Unfortunately, even once you awaken to the tropes in question, it can be hard to shake them, mostly because there aren’t any mainstream models of the kind of story you do want to tell. You end up making it up as you go along. I was lucky. I found authors like Martha Wells and Laurie J. Marks early. I knew I loved what they were writing, but I didn’t really understand why. It took me years, four of them spent at an all women’s undergraduate college, to really recognize what it was that was so fulfilling about these stories for me. It was because those stories were written for me. They weren’t written for the male gaze, but for mine. The characters in them, both male and female, were not indefinably crippled by the assumptions that so often come up in our stories: the woman must be saved, the woman must be beautiful, the woman must be perfect, the woman must have volition, but not too much. She must not overshadow the male protagonist. She must be good.
Nowadays I have added a plethora of authors to my list who are writing the kinds of stories I want to write, and to read.
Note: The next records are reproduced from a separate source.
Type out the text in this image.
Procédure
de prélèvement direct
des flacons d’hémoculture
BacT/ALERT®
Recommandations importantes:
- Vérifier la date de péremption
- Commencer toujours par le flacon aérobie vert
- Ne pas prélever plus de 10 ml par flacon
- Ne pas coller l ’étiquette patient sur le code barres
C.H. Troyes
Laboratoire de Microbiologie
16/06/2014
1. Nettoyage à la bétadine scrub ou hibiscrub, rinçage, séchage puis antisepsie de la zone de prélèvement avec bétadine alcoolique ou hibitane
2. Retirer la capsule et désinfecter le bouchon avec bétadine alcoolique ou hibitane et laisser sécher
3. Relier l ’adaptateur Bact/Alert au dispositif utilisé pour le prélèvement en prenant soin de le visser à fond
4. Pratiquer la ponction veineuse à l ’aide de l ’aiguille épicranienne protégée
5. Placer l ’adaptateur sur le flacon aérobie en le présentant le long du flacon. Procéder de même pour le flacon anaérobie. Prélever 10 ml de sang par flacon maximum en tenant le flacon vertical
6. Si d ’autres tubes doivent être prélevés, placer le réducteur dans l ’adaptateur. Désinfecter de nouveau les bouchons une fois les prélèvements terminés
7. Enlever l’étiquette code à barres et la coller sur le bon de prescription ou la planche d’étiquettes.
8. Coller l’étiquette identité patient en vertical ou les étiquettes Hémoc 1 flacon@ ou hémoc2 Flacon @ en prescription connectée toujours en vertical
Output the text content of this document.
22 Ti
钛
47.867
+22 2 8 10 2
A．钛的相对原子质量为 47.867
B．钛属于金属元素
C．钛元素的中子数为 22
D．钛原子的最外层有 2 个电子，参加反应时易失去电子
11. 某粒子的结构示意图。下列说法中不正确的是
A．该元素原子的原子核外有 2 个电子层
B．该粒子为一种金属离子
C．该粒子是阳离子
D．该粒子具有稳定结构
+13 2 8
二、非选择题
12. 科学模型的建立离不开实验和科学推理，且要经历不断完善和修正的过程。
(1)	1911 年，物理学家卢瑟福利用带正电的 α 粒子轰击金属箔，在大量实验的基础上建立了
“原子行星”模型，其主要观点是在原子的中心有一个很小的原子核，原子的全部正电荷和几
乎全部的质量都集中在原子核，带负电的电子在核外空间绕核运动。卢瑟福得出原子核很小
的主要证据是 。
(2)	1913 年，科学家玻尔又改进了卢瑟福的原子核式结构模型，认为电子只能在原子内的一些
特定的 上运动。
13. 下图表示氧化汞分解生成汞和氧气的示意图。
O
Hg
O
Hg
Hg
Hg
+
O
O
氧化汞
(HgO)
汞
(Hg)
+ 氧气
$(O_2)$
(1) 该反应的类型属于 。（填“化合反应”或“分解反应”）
Seanan McGuire, Catherynne Valente, Kameron Hurley, N.K. Jemisin – they are all doing amazing things, testing the boundaries of their genres, and generally rocking out. They are telling the kinds of stories that I want to tell
But it is still hard, despite that, to shake the tropes that have so often reoccurred in mainstream fiction and genre fiction. I still read through a story or a paragraph and realize, oh, I have done the thing that I did not want to do. I have reduced my character to her attractiveness, to her goodness, and not let any of the dark survive to give her flavor. Writing as a woman is a balancing act between being true to your heart and being pulled in by the assumptions you never realized that you were taught to make. You can guarantee that if you are true to your heart, someone will accuse you of being an SJW, of distracting from the story, of advancing an agenda. And if you get pulled the other way, if you give up – well, you have even more left to lose. It is hard.
But the best things in life are rarely easy. So chin up, buttercup. Write your heart.
(P.S. if someone wants to write that Fifth Element AU I will totally read it. Totally.)